The command posts a synthetic transition to each configured alerter (Slack post, webhook POST, anything custom you've wired up). The default --kind failure posts an OK→FAIL; --kind recovery posts a FAIL→OK; --kind both sends both transitions. Exit code reflects per-alerter delivery success.

Warning

alerts test posts real messages to every configured receiver on every invocation — Slack channels get a real ping, webhook endpoints get a real POST. Run it manually after credential rotation, not on a cron.

Transition semantics¶

State is persisted to ./chap-checker.state.json (override with --state <path>). Every run computes the diff against the saved state and decides whether to dispatch.

Previous	Current	Fires?
OK	FAIL / ERROR / WARN	yes (failure)
FAIL / ERROR / WARN	OK	yes (recovery)
FAIL ↔ ERROR ↔ WARN	(intra-failure flip)	no
any	SKIPPED	no (SKIPPED never persists)
SKIPPED	any	depends on the previous real status

The "two-sided guard": at least one side of the transition must be OK, otherwise we're just relabeling an ongoing outage.

The "skip-through-SKIPPED" rule: SKIPPED results are not written to the state file. If dhis2_chap_route was FAIL, then upstream dhis2_ping flapped and made it SKIPPED, then everything recovered and it's OK again, the FAIL→OK transition still fires (the state remembered FAIL across the SKIPPED window).

Delivery failure retry¶

If an alerter throws (5xx response, transport error, malformed reply), the dispatcher swallows the exception so it can't change the run's exit code — but it does not save the new state. The next run recomputes the same transition and retries. Operationally this means: a Slack (or webhook receiver) outage during a real failure produces one alert on the next cron tick after the receiver recovers, not zero alerts.
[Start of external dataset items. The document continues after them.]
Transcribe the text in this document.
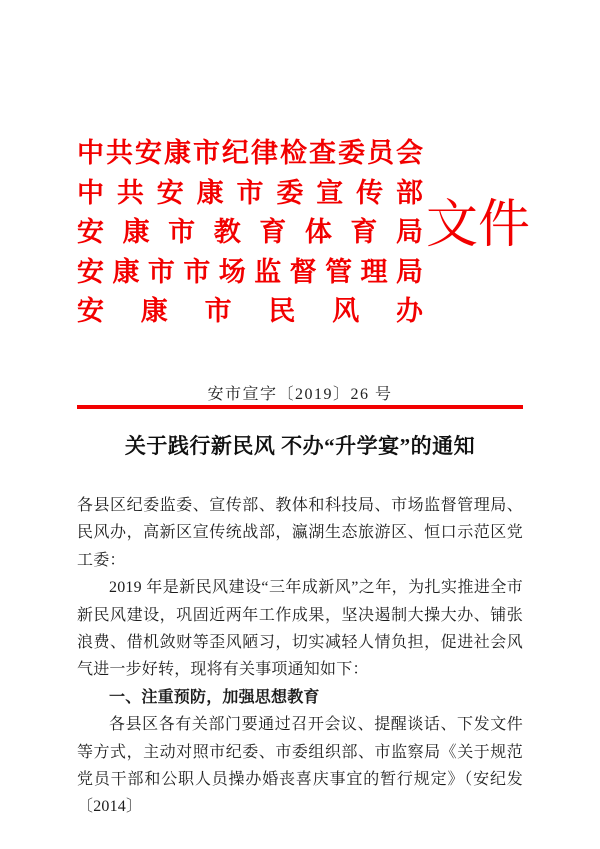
中 共 安 康 市 纪 律 检 查 委 员 会
中 共 安 康 市 委 宣 传 部
安 康 市 教 育 体 育 局
安 康 市 市 场 监 督 管 理 局
安 康 市 民 风 办
文件
安市宣字〔2019〕26 号
关于践行新民风 不办“升学宴”的通知

各县区纪委监委、宣传部、教体和科技局、市场监督管理局、民风办，高新区宣传统战部，瀛湖生态旅游区、恒口示范区党工委：

2019 年是新民风建设“三年成新风”之年，为扎实推进全市新民风建设，巩固近两年工作成果，坚决遏制大操大办、铺张浪费、借机敛财等歪风陋习，切实减轻人情负担，促进社会风气进一步好转，现将有关事项通知如下：

一、注重预防，加强思想教育

各县区各有关部门要通过召开会议、提醒谈话、下发文件等方式，主动对照市纪委、市委组织部、市监察局《关于规范党员干部和公职人员操办婚丧喜庆事宜的暂行规定》（安纪发〔2014〕
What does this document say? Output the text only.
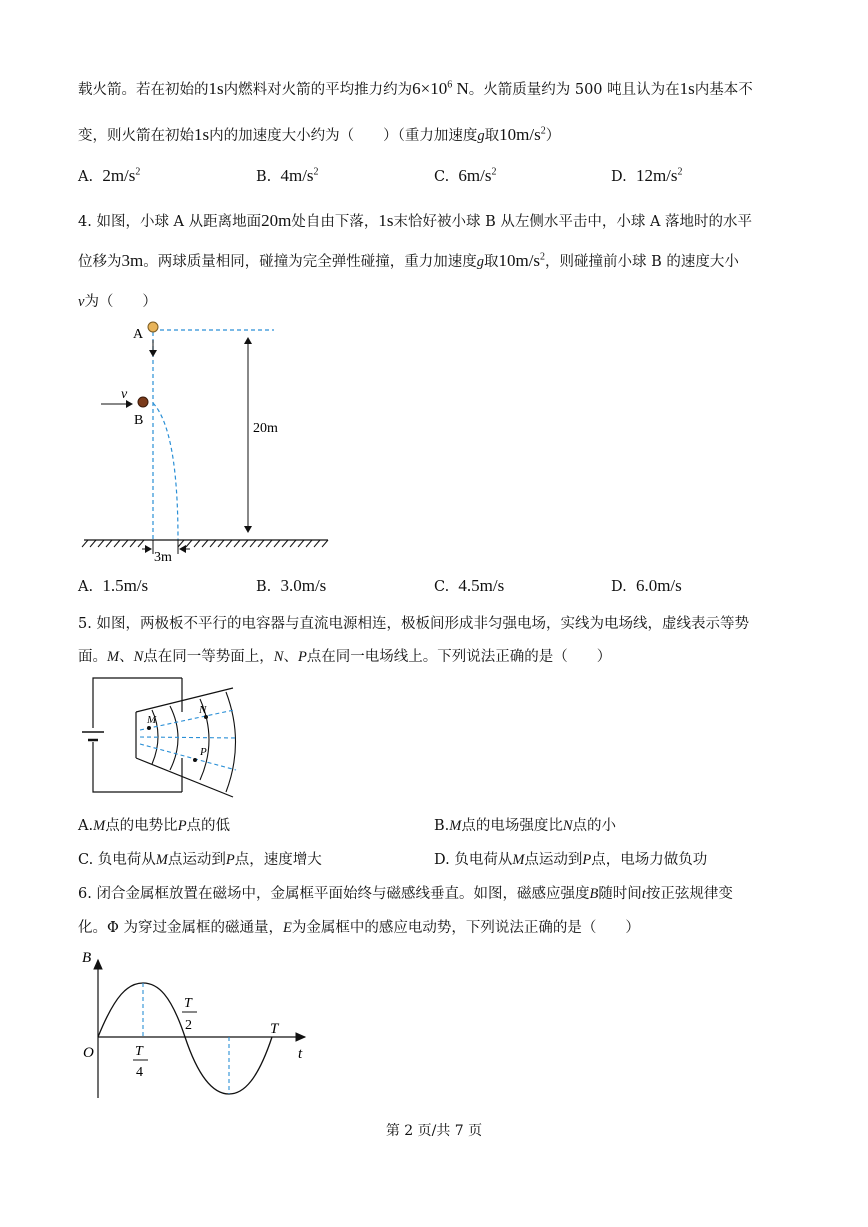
载火箭。若在初始的1s内燃料对火箭的平均推力约为$6\times 10^6$ N。火箭质量约为 500 吨且认为在1s内基本不
变，则火箭在初始1s内的加速度大小约为（　　）（重力加速度g取$10m/s^2$）
A. $2m/s^2$	B. $4m/s^2$	C. $6m/s^2$	D. $12m/s^2$
4. 如图，小球 A 从距离地面20m处自由下落，1s末恰好被小球 B 从左侧水平击中，小球 A 落地时的水平
位移为3m。两球质量相同，碰撞为完全弹性碰撞，重力加速度g取$10m/s^2$，则碰撞前小球 B 的速度大小
v为（　　）
A
B
v
20m
3m
A. 1.5m/s	B. 3.0m/s	C. 4.5m/s	D. 6.0m/s
5. 如图，两极板不平行的电容器与直流电源相连，极板间形成非匀强电场，实线为电场线，虚线表示等势
面。M、N点在同一等势面上，N、P点在同一电场线上。下列说法正确的是（　　）
M
N
P
A.M点的电势比P点的低	B.M点的电场强度比N点的小
C. 负电荷从M点运动到P点，速度增大	D. 负电荷从M点运动到P点，电场力做负功
6. 闭合金属框放置在磁场中，金属框平面始终与磁感线垂直。如图，磁感应强度B随时间t按正弦规律变
化。Φ 为穿过金属框的磁通量，E为金属框中的感应电动势，下列说法正确的是（　　）
B
O	t
T
T
4
T
2
第 2 页/共 7 页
The retry is per-batch, not per-alerter: if a single instance fans out to both slack and webhook and Slack errors while the webhook succeeds, the state isn't saved and both receivers see the transition again on the next tick. Per-alerter dedupe is a deliberate non-goal — operators running with two transports usually want at-least-once on every transport rather than partial silence.

State file¶

Schema (you should rarely need to look at this):

{
  "version": 1,
  "states": {
    "prod::dhis2_ping": { "status": "ok", "since": "2026-05-13T15:00:00Z" },
    "prod::dhis2_chap_route": { "status": "fail", "since": "2026-05-13T15:05:12Z" }
  }
}

Corrupt or schema-mismatched files log a warning and are treated as empty — alert bookkeeping must not fail a cron run that is otherwise fine. The file is left on disk for human inspection.
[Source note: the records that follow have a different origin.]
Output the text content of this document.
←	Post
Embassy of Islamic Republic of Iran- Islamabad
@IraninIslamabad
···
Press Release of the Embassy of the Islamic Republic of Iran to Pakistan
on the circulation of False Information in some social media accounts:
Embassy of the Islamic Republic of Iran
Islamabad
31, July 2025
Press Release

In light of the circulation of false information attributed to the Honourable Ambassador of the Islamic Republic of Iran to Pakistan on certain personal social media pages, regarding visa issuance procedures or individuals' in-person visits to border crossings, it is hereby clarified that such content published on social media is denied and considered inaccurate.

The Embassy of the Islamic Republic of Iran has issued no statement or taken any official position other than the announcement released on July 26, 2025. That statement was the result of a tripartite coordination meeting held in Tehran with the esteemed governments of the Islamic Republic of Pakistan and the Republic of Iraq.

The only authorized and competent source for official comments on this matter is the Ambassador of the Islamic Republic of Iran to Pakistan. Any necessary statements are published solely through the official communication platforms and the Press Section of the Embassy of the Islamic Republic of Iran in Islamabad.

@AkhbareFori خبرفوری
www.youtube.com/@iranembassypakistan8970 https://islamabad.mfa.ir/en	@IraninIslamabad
The parent directory is created on save (mkdir -p) so --state /var/lib/chap-checker/state.json on a fresh host doesn't crash dispatch. Individual writes use unique tmp files via tempfile.mkstemp so overlapping runs don't race on os.replace.

Concurrency lock¶

The full load → compute → dispatch → save cycle is serialised across processes by an fcntl.flock on a sidecar <state>.lock file. Without the lock, two overlapping runs — an overdue cron tick colliding with a manual chap-checker verify, or tui (local mode) and serve --alerts sharing one state file — could each read the same prior state and re-emit the same transition, duplicating every alert to every receiver.
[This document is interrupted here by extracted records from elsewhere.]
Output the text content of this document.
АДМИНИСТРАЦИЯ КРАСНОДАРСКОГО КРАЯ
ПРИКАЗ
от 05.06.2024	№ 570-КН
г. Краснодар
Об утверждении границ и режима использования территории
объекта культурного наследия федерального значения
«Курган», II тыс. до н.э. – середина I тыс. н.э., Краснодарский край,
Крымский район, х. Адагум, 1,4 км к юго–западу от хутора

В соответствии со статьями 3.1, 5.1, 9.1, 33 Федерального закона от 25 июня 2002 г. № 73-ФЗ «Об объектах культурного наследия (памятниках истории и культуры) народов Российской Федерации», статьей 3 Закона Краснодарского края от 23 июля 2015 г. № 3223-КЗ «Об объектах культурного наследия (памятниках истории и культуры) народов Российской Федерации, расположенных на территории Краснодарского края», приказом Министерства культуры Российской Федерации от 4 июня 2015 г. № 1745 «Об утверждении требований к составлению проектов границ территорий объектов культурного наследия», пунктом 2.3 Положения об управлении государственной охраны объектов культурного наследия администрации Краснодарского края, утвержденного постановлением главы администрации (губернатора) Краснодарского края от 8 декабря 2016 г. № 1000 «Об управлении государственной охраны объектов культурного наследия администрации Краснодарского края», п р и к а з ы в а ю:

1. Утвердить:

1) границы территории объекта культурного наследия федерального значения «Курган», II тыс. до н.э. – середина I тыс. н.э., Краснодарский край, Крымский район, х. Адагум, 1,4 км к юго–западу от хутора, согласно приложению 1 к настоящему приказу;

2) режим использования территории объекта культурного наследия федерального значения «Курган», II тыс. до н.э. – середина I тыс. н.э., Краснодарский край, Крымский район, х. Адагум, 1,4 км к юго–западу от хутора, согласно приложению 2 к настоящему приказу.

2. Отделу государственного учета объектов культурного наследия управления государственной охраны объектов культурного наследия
Acquisition: each runner opens the lock file O_RDWR | O_CREAT, takes an exclusive non-blocking flock, and polls with asyncio.sleep(0.1) so the daemon's event loop keeps serving HTTP while it waits.
Timeout: 30 seconds by default. On timeout the dispatcher logs at WARNING and skips that tick's dispatch (state is left as-is so the next tick recomputes the same transitions). The check loop and the run's exit code are unaffected.
Footprint: a zero-byte <state>.lock file is created next to the state file the first time dispatch runs. It is safe to delete when no chap-checker process is running.

Windows

The lock uses fcntl, which ships only on POSIX. On Windows the context manager falls through to no-lock semantics — every write is still atomic via os.replace, but two concurrent dispatch processes on the same state file can still duplicate alerts. The supported pattern on Windows is to run a single dispatch process: either chap-checker serve --alerts or a cron-driven verify, not both against the same state file.